School of Psychology, University of Plymouth, Drakes Circus, Plymouth PL4 8AA, United Kingdom.
Dev Psychol. 2010 Mar;46(2):391-403. doi: 10.1037/a0017412.
Everyday conditional reasoning is typically influenced by prior knowledge and belief in the form of specific exceptions known as counterexamples. This study explored whether adolescents with autism spectrum disorder (ASD; N = 26) were less influenced by background knowledge than typically developing adolescents (N = 38) when engaged in conditional reasoning. Participants were presented with pretested valid and invalid conditional inferences with varying available counterexamples.
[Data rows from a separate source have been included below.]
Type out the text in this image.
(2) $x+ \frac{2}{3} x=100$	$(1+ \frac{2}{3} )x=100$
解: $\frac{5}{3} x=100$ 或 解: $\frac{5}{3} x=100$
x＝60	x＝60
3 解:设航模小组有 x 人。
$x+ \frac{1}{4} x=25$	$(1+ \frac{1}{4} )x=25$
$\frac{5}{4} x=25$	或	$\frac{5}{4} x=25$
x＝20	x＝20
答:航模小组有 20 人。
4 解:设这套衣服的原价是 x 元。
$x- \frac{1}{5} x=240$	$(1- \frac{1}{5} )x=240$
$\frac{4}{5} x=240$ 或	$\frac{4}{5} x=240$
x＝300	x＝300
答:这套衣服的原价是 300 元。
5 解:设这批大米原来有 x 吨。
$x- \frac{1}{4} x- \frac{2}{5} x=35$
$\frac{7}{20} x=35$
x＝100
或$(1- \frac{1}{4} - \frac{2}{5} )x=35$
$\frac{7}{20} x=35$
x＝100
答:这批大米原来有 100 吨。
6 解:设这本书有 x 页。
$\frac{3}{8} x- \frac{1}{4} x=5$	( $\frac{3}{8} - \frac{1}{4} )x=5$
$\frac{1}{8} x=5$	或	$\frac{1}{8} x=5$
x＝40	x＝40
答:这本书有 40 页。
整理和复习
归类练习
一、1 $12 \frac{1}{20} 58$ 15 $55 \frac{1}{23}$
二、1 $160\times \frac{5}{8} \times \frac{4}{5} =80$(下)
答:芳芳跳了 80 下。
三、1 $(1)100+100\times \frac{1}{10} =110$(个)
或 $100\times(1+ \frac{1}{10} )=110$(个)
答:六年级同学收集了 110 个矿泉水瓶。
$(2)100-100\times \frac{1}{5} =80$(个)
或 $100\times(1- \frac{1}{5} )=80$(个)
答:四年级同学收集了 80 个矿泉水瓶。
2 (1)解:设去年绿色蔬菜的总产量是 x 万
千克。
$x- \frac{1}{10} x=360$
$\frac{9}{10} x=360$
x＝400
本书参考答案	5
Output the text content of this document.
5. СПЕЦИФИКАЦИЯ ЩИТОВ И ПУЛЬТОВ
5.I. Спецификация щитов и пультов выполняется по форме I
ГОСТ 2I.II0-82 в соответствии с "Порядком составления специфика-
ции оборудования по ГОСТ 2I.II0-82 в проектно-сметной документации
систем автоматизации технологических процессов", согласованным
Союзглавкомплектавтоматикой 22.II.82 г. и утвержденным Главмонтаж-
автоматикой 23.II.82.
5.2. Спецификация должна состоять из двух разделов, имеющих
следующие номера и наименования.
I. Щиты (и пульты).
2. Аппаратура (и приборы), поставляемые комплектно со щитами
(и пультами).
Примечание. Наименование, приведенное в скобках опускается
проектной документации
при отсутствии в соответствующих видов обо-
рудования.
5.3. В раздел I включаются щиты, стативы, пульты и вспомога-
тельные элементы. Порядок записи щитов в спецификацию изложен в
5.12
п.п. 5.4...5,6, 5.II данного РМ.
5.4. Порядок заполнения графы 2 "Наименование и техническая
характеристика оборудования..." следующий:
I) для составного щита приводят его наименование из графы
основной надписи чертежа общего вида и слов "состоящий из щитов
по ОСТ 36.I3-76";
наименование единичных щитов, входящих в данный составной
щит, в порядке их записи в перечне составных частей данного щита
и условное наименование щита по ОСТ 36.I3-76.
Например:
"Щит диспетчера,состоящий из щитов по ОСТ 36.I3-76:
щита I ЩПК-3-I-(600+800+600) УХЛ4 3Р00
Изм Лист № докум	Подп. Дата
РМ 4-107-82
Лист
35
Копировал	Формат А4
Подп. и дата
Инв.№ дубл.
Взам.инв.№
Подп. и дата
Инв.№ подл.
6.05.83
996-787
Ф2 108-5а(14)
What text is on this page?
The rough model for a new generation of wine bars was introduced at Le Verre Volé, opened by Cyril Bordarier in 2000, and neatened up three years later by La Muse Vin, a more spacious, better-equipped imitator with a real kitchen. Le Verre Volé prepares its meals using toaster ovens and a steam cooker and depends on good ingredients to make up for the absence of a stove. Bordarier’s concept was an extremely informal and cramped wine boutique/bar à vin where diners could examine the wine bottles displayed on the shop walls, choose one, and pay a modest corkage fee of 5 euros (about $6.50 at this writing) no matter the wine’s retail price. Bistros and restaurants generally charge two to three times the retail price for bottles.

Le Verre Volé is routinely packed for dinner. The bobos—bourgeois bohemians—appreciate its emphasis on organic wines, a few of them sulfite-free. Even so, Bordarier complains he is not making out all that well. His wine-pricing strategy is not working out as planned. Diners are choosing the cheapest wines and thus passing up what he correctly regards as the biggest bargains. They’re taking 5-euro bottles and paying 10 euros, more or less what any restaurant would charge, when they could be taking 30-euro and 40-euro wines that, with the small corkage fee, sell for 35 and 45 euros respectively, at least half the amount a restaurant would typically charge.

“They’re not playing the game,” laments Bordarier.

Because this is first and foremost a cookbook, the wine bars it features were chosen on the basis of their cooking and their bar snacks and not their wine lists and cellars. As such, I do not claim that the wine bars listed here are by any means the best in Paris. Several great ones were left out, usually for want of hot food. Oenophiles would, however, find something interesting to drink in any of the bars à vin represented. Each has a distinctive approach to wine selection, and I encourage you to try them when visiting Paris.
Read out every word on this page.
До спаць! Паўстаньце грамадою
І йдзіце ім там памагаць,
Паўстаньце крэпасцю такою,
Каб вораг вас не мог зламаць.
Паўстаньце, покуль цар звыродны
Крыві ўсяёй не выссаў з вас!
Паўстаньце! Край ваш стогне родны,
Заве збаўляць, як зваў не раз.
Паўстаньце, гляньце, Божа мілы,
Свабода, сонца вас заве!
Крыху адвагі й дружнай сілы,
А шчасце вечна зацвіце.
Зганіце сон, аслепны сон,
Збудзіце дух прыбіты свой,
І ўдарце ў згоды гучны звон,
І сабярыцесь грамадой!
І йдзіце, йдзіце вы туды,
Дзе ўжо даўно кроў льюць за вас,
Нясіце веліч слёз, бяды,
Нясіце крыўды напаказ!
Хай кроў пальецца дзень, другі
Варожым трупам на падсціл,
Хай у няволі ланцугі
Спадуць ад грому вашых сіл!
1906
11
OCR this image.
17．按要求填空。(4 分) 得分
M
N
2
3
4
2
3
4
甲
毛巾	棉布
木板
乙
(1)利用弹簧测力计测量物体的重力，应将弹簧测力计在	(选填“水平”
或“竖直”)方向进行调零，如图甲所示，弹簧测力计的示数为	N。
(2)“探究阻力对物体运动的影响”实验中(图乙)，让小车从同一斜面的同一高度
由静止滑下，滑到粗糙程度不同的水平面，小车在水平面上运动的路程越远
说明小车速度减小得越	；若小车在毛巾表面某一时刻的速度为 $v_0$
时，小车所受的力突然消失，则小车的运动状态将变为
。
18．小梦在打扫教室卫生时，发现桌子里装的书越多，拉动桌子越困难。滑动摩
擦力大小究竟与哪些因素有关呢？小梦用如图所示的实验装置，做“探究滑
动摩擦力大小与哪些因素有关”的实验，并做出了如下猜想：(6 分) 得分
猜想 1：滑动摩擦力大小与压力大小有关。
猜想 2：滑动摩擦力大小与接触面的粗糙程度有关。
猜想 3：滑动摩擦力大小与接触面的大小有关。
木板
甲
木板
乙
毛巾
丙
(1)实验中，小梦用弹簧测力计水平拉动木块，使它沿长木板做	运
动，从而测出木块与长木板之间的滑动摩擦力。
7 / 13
The group with ASD showed significantly less influence of prior knowledge on valid inferences (p = .01) and invalid inferences (p = .01) compared with the typical group. In a secondary probability judgment task, no significant group differences were found in probabilistic judgments of the believability of the premises. Further experiments found that results could not be explained by differences between the groups in the ability to generate counterexamples or any tendency among adolescents with ASD to exhibit a "yes" response pattern. It was concluded that adolescents with ASD tend not to spontaneously contextualize presented material when engaged in everyday reasoning. These findings are discussed with reference to weak central coherence theory and the conditional reasoning literature.
日常条件推理通常受到先前知识和信念的影响,表现为特定的例外情况,即反例。本研究探讨了自闭症谱系障碍(ASD;N = 26)青少年在进行条件推理时,是否比典型发育青少年(N = 38)受背景知识的影响更小。参与者接受了经过预先测试的有效和无效条件推理,并提供了不同的可用反例。与典型组相比,ASD 组在有效推理(p =.01)和无效推理(p =.01)上对先前知识的影响明显较小。在二次概率判断任务中,没有发现典型组在前提可信度的概率判断上存在显著差异。进一步的实验发现,结果不能用两组在生成反例的能力上的差异或 ASD 青少年表现出“是”反应模式的任何倾向来解释。研究得出的结论是,在进行日常推理时,ASD 青少年往往不会自发地将呈现的材料语境化。这些发现参考弱中心连贯理论和条件推理文献进行了讨论。